The physical problem
Europe's REPowerEU plan targets approximately 100 GW of installed electrolyser capacity by 2030[1]. A proton-exchange-membrane (PEM) electrolyser running at commercial current densities requires roughly 0.3–0.8 g of iridium per kilowatt of capacity[2]. Global iridium production is approximately 7 tonnes per year — a by-product of platinum refining, not an independent supply.
At 0.5 g/kW and 100 GW, the iridium requirement is 50 tonnes. The cumulative European requirement is therefore several times the entire annual global supply of iridium, in a commodity that cannot be scaled through capital expenditure because it is a by-product. Mathematically, the PEM pathway to the 2030 target is not available.
The alkaline alternative
Alkaline electrolysers use a different chemistry. They operate in hot potassium hydroxide solution instead of a proton-exchange membrane, and they do not require iridium. The classical reference electrode is Class-1 nickel — at 78 % Faradaic efficiency, acceptable but not competitive with PEM on efficiency per kilowatt.
The step-change is the addition of ruthenium-oxide (RuO₂) coating on precision nickel mesh. RuO₂ lowers the oxygen-evolution overpotential to platinum-like numbers. On ordinary Class-1 nickel the improvement is bounded by the grain-boundary chemistry of the substrate; on NP1-grade (99.99 %) nickel the improvement is nearly complete.
Fig. 1 — Faradaic efficiency at 2000 h continuous alkaline operation. Source: Prof. Ramamurty 2025 bench data.
Why ruthenium is not the iridium problem again
Global ruthenium production is approximately 30 tonnes per year — four times iridium. More importantly, the coating thickness required on NP1 mesh is roughly 4.8 µm, which at electrolyser active-area densities implies a mass ratio of ~10 g of ruthenium per MW. At 100 GW, that is 1000 kg — around 3 % of annual supply. This is a feasible deployment, not a physical impossibility.
The economics
Platinum trades at approximately USD 32 / g at time of writing; iridium at USD 150 / g; ruthenium at USD 14 / g. Add to this the fact that the NP1 nickel substrate itself trades at a purity premium versus Class-1 nickel (USD ~50 / kg versus USD ~19 / kg), and the unit-economics picture looks as follows:
- PEM stack material cost: approximately USD 1200–1800 / kW at 2025 prices.
- RuO₂/NP1 alkaline stack material cost: approximately USD 90–140 / kW.
- Differential: roughly 90 % lower raw-material cost at 98 % of Faradaic efficiency.
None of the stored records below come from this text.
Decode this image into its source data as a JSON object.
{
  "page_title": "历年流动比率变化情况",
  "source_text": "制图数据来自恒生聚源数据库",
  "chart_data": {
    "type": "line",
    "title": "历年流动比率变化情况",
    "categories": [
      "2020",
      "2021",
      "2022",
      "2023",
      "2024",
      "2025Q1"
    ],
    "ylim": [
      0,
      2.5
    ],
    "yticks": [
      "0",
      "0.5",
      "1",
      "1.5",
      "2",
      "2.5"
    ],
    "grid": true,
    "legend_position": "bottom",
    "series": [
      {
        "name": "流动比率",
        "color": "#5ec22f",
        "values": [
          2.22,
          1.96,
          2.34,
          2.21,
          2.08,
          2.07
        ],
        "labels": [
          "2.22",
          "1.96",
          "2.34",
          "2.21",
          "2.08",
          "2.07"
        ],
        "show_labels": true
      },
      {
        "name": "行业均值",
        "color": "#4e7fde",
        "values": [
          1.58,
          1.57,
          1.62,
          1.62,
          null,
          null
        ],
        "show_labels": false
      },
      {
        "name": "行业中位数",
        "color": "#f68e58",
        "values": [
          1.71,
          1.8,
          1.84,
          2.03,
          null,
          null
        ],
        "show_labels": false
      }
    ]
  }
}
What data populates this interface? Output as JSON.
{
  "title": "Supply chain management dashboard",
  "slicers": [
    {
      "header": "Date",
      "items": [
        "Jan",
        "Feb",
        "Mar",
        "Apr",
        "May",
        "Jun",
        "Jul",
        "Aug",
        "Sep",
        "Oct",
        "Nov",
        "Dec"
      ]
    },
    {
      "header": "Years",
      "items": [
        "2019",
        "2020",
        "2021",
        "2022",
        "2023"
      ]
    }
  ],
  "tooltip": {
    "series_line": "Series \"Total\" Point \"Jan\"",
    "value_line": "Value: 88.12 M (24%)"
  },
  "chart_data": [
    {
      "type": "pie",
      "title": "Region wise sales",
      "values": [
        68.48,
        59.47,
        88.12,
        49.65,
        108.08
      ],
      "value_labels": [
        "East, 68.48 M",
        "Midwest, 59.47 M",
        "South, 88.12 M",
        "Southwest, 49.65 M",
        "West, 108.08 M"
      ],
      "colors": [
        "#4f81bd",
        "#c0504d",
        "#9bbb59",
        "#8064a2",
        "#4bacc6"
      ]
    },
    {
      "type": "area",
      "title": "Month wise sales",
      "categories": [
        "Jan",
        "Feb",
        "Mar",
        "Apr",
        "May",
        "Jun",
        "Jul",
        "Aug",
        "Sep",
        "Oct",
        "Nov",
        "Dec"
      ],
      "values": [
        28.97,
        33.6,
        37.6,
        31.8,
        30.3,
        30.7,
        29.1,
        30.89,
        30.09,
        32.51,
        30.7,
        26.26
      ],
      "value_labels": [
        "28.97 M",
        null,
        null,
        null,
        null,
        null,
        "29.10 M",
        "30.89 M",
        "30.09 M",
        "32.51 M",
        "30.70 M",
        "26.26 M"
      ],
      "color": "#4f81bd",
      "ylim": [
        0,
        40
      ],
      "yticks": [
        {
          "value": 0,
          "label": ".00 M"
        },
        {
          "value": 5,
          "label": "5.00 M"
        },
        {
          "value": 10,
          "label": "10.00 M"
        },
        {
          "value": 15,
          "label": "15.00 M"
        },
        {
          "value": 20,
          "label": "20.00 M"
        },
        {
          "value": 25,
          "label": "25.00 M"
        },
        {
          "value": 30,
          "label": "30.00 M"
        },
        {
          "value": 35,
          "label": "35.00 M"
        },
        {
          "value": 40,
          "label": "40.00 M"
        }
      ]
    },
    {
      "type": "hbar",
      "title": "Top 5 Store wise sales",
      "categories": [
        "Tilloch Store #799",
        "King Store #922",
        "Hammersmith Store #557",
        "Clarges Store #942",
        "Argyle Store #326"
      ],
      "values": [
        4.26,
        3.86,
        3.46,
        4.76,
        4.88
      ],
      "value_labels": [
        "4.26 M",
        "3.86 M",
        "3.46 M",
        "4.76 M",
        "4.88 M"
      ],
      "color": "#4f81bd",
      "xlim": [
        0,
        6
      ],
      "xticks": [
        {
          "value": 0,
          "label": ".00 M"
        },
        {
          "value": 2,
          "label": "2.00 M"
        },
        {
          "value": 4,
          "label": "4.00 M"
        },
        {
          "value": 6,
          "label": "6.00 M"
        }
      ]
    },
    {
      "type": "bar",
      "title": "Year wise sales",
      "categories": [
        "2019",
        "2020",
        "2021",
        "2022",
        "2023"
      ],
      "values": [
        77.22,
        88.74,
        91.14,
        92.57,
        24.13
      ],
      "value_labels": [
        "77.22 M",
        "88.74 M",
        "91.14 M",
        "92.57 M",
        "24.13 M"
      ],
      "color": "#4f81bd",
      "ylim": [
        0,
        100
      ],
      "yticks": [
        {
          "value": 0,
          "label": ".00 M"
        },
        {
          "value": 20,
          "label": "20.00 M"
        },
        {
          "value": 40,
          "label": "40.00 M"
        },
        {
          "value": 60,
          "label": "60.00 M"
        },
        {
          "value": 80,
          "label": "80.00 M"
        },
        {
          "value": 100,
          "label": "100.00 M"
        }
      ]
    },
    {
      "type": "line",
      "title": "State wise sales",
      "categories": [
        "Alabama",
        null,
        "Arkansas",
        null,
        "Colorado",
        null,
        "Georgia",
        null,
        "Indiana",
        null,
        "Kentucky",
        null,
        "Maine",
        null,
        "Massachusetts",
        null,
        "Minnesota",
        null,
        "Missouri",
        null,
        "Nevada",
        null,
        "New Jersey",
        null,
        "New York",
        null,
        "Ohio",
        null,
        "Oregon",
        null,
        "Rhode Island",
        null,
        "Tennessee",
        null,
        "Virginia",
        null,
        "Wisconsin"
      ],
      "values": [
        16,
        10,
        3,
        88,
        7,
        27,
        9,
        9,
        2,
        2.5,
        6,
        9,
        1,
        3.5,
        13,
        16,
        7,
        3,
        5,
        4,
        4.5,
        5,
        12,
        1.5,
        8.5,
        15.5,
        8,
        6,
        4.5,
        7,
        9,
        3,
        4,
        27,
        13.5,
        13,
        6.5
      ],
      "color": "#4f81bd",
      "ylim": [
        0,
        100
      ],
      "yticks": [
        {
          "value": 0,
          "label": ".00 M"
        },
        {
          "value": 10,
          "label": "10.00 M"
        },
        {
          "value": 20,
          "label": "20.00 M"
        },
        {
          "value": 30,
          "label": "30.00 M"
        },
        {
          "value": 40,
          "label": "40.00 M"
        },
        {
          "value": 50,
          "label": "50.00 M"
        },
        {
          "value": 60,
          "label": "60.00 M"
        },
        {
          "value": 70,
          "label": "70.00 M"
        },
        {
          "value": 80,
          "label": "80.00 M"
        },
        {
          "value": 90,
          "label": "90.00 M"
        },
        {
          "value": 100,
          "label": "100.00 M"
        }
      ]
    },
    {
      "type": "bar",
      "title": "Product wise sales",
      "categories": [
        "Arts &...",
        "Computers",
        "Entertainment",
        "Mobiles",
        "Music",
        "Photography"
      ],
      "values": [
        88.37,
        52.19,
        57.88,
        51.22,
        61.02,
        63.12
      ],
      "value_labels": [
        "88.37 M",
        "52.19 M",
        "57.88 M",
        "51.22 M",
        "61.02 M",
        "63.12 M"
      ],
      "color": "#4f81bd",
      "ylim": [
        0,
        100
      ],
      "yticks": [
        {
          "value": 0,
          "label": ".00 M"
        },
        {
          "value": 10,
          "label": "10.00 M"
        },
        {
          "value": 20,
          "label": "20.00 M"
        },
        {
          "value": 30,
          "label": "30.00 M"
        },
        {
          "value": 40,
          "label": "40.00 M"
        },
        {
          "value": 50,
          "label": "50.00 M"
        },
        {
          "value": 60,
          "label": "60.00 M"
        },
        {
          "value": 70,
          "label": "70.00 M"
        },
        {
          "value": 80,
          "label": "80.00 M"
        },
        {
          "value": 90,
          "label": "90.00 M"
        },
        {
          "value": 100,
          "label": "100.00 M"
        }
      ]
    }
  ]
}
At 100 GW European build-out, the platinum-substitution problem is not a debate about cost curves. It is a question of which metals are available in sufficient quantity to physically deliver the hardware. PGM supply is not.
What this implies
Three consequences follow. First, 2026–2028 order books for NP1-grade mesh are likely to tighten structurally as European electrolyser manufacturers qualify second-source materials. Second, the commodity-nickel price signal (LME settlement) will be a poor proxy for precision-nickel pricing through the decade. Third, reservoir holders of NP1-grade material — with lot-level provenance and institutional custody — acquire a strategic supply-chain position that is unusually defensible.
Sources & references
- European Commission, REPowerEU Plan, COM(2022) 230, 18 May 2022. eur-lex.europa.eu
- IRENA, Green Hydrogen Cost Reduction 2030. irena.org
- Prof. Upadrasta Ramamurty bench RMY-2025-H2-01; IIT Delhi bench IITD-2025-H2-02.
- Wood Mackenzie, Nickel Market Outlook, April 2025.